In an effort to move state-level efforts forward, Florida ECCS created workgroups within the larger State Advisory Group, and hired two consultants to lead the workgroups and develop comprehensive plans for addressing the three areas of focus. Dr. Allison Pinto, a developmental psychologist and place-based community leader in Florida, will be providing research and recommendations for two areas: 1) early childhood policy changes that will promote racial equity and the health and well-being of young children and their families and 2) promoting social-emotional developmental using a two-generational approach and racial equity lens. Florida ECCS is also contracting with the University of Pennsylvania (U Penn) School of Social Policy and Practice to research and advise on options for enhancing an integrated and sustainable early childhood data collection system. U Penn has done a lot of work in Florida and nationally related to cross-agency data governance, developing data sharing agreements, establishing unique child identifiers, and linkage and technical architecture options. Both consultants will be working closely with the Florida ECCS State Advisory Groups, state-level early childhood stakeholders, place-based communities, and the ECCS Project staff.

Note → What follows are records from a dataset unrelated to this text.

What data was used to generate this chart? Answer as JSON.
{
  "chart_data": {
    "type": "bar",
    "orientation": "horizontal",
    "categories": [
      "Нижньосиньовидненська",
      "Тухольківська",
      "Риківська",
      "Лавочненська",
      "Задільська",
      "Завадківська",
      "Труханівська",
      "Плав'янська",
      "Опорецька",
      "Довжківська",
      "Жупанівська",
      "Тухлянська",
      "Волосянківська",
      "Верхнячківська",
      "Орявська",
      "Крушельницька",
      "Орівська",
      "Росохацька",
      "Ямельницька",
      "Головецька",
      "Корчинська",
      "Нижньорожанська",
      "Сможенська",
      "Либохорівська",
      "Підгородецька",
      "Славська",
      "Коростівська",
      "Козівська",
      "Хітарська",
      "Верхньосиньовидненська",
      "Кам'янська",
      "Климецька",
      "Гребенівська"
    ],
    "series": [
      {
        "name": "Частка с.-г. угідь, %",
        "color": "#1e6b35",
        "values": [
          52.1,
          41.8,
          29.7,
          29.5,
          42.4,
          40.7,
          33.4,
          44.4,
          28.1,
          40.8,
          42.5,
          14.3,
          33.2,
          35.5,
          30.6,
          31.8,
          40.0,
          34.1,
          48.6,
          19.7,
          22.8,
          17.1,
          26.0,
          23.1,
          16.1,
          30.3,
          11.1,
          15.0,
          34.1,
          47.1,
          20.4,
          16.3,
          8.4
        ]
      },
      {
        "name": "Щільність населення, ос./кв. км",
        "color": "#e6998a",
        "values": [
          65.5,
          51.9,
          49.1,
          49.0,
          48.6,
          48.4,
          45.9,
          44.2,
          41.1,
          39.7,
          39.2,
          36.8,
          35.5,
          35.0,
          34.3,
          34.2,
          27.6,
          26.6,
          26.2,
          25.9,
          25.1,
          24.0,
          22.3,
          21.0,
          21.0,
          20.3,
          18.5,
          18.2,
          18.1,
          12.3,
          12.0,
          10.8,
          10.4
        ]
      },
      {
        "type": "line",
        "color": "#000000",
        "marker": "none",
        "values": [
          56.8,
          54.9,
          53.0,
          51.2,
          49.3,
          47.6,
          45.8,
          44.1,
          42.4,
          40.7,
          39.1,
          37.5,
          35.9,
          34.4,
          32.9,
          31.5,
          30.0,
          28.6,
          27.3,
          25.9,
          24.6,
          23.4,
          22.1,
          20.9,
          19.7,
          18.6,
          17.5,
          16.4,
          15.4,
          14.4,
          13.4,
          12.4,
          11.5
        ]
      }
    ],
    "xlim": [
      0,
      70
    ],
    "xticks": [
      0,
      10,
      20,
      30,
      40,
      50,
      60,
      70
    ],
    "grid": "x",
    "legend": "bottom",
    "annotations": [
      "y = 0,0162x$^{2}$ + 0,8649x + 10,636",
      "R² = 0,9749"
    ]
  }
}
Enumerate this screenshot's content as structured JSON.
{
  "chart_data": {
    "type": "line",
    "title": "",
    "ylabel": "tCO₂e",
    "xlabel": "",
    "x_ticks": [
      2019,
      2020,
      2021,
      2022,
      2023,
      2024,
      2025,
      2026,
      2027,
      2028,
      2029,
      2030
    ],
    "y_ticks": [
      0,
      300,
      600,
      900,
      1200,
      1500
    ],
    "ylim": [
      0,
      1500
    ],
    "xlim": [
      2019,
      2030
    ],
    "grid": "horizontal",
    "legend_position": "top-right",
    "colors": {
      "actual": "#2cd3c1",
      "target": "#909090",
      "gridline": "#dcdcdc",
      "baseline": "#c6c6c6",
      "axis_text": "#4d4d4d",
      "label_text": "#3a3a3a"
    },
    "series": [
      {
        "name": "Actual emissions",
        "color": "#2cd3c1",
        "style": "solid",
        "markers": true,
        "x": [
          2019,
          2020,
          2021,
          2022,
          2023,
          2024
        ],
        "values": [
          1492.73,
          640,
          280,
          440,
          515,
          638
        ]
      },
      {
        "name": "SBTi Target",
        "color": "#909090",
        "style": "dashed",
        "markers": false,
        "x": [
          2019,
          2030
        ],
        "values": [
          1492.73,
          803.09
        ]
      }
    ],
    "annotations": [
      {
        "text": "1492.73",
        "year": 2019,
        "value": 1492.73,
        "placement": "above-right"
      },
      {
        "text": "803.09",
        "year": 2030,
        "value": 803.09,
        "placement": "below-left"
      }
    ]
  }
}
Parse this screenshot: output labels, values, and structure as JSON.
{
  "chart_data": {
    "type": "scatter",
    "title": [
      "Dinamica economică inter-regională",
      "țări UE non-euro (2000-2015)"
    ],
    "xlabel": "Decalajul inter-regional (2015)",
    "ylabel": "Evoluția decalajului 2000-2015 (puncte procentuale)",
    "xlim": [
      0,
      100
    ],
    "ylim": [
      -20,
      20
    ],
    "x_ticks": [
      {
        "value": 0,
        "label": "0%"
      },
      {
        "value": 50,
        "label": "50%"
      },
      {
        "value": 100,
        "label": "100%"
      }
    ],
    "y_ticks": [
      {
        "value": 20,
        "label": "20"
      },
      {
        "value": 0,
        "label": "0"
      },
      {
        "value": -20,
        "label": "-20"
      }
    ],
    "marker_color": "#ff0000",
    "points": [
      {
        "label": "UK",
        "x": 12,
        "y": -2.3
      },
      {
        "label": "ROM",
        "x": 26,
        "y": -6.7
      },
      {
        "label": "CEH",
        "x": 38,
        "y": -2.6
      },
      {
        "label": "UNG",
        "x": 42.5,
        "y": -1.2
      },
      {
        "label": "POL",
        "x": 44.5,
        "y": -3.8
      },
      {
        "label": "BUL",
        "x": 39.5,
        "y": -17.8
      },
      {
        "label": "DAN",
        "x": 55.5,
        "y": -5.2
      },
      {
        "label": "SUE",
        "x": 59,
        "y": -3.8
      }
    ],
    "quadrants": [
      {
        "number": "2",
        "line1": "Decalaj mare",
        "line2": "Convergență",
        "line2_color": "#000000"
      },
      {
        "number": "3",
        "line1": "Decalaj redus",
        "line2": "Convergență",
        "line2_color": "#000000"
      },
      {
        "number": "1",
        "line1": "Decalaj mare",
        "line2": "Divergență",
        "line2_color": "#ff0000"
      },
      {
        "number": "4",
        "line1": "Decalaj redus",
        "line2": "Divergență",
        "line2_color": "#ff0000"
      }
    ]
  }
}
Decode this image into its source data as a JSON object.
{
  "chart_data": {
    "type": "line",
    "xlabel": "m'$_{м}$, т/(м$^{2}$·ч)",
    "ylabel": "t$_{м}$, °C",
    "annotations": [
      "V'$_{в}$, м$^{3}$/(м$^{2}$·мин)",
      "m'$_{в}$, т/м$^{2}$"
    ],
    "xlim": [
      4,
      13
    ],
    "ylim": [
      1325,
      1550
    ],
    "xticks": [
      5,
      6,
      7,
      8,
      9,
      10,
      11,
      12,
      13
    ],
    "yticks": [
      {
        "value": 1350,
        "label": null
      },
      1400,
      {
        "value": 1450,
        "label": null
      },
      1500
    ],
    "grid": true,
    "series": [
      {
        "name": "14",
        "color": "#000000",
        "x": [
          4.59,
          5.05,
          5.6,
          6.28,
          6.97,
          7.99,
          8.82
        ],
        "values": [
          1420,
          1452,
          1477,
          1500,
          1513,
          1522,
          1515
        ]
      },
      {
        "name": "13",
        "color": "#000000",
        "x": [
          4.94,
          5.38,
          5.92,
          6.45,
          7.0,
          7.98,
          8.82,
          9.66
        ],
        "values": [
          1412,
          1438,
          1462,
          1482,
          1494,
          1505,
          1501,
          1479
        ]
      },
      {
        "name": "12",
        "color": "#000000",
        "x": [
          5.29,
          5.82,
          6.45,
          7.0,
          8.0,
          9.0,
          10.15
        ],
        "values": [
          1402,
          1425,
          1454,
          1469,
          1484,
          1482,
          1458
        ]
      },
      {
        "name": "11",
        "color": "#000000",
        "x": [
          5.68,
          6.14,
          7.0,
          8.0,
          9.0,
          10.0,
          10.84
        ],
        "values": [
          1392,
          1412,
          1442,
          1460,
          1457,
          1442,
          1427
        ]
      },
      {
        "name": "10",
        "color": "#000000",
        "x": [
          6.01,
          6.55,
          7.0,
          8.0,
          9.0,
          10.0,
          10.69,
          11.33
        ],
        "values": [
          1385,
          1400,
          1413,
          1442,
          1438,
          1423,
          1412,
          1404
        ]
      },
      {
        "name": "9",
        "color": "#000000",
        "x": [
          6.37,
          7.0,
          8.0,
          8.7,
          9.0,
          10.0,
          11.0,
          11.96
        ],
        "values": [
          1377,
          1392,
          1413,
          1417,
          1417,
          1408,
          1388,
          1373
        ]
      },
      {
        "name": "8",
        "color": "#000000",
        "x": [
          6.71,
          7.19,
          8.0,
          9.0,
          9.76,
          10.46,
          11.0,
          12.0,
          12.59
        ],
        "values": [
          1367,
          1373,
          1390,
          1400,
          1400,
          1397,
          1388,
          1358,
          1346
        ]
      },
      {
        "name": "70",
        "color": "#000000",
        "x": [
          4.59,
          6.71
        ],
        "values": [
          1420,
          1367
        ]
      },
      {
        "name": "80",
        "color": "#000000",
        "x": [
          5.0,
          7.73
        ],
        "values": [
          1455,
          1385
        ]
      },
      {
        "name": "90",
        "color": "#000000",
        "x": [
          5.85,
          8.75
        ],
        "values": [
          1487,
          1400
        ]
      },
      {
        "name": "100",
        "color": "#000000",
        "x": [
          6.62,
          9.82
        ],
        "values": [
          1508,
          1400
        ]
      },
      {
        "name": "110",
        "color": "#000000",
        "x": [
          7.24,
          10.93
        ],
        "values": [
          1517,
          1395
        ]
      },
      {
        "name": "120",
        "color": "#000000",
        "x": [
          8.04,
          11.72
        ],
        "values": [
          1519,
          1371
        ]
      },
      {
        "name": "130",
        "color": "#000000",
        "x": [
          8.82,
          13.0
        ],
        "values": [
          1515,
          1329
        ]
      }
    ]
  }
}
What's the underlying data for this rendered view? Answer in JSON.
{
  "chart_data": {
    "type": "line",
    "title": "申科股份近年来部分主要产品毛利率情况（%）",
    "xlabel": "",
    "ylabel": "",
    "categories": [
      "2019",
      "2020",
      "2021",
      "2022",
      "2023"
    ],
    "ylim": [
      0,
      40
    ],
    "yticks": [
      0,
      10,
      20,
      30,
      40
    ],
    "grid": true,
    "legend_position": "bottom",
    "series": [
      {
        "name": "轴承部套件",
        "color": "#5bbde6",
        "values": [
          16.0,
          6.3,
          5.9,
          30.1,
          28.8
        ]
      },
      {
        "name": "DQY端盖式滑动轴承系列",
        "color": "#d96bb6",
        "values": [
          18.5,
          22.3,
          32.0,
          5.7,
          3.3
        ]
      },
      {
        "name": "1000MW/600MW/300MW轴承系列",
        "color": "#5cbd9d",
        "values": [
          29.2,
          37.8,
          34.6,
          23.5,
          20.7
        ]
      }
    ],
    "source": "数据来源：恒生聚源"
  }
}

The additional funding from Nemours also allowed Florida ECCS to provide a two-day Diversity, Inclusion, and Equity training for the State Advisory Group members. The training was provided by the Institute for Public Health Innovation (IPHI) and provided group members with a deeper understanding of health equity and ways to operationalize equity in their work and in their individual organizations. Most recently, the ECCS state staff, state parent leader, and representatives from the place-based communities attended the 2019 Collective Impact Convening in Chicago, IL. The Collective Impact Convening brings together funders, backbones, partners, and community members for cross-sector dialogue and peer learning to tackle complex issues in the collective impact field such as systems change, poverty, community engagement, and equity.
Florida ECCS is excited about its expansion and the work that is being done at the state and community levels to improve the early childhood system and the developmental health of young children, engage communities, and advance equity!